Some plants, like ornamental grasses, retain their lovely fall seed heads for virtually the entire winter season, adding color and interest to an otherwise mostly sparse winter landscape. Their dense texture offers warmth for butterflies.
Also, in milder winters, some warm-weather perennials keep blooming, providing a food source for late garden visitors. Seed heads naturally feed hungry birds.
Root hardy shrubs, like thryallis and esperanza, which drop their leaves after the first frosty night and remain bare for the rest of winter, are still reabsorbing sugars and other nutrients from their considerable stems.
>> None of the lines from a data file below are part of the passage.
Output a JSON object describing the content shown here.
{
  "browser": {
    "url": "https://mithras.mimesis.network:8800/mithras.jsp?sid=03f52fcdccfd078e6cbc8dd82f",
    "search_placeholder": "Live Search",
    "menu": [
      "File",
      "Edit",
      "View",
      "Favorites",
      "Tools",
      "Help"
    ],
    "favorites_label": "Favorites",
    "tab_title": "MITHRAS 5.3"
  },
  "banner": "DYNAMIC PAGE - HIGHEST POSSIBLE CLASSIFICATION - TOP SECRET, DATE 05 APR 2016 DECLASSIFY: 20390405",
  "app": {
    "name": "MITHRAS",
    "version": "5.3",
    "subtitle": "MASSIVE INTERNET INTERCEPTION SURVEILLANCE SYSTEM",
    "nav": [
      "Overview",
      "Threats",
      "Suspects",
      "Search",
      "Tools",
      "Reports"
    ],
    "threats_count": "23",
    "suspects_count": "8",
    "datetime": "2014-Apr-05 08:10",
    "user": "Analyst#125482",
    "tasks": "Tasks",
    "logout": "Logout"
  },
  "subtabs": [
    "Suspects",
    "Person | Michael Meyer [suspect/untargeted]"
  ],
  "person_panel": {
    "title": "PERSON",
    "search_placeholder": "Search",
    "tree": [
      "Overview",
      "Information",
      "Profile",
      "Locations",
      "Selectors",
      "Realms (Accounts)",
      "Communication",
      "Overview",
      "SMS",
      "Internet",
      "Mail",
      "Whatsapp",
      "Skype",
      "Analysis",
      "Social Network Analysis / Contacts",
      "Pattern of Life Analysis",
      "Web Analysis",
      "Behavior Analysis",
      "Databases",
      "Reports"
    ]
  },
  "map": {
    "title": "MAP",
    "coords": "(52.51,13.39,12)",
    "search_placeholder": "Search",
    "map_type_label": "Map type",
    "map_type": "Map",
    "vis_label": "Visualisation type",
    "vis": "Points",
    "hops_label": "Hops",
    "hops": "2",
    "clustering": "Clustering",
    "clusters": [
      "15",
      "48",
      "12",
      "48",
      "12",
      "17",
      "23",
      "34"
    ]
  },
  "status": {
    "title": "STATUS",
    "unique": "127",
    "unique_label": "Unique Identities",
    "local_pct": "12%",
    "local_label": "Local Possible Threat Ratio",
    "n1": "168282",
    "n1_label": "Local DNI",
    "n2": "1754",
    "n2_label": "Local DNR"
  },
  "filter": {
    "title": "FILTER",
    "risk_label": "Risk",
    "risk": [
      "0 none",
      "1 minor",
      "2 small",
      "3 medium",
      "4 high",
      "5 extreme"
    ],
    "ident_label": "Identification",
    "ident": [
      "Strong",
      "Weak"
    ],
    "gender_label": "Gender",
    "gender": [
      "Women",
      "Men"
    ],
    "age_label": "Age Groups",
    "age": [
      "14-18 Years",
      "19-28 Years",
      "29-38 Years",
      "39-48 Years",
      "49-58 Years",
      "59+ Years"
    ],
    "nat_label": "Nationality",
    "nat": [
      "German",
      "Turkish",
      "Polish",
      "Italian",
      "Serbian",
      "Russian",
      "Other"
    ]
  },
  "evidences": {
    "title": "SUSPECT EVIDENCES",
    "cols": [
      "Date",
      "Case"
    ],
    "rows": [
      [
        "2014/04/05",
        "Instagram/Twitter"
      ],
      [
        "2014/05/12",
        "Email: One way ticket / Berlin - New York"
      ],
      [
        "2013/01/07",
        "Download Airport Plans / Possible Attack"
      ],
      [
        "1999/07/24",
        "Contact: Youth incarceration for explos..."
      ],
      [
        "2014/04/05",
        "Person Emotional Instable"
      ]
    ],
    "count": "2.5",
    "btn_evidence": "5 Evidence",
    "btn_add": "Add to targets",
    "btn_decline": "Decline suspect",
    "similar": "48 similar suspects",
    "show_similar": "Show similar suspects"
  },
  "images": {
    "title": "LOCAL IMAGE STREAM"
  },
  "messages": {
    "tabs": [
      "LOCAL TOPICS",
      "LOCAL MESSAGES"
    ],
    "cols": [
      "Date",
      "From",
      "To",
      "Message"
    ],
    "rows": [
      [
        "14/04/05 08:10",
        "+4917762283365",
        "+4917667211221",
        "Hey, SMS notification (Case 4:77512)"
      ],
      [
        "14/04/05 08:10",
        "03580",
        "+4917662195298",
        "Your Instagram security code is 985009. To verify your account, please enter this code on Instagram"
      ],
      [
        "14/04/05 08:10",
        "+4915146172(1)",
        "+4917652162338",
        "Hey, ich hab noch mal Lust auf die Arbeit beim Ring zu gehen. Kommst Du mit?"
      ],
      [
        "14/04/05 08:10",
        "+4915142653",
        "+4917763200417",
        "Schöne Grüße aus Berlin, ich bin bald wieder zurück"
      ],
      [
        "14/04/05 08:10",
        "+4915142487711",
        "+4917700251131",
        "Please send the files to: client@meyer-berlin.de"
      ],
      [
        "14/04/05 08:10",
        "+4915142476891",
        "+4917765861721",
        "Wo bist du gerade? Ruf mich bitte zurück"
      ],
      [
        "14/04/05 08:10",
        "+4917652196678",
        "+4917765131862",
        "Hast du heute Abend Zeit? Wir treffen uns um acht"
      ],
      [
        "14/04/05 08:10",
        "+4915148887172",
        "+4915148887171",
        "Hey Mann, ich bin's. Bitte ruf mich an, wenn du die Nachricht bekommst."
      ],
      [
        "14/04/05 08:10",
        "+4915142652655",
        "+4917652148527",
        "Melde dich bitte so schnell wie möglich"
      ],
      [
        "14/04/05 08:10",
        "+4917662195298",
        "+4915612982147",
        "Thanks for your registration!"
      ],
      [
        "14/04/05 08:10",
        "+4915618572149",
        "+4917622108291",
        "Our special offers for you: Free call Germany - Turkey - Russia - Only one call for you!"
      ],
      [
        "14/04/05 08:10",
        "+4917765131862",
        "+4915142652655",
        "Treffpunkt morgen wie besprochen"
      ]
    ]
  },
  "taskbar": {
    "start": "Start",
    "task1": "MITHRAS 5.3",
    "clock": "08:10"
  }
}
It takes a while for this process to happen naturally, and plants like these, which should be pruned to the ground each year, will produce much heartier growth, if you wait until you see at least a hint of green emerge at the base before you whack them back.
In addition, when we get warm to even hot weather in winter, that will encourage new growth once we’ve pruned which can be at risk when temperatures drop to freezing.
It’s okay to prune roses and trees!
I know it’s tempting to get out into the yard and do a big clean-up on sunny, unseasonably warm winter days, but resist that urge. Savor the beauty of winter. Allow the garden to rest and rejuvenate on its own schedule, while you do the same, and watch for it to show you that it’s ready for you to lend a hand in its recovery.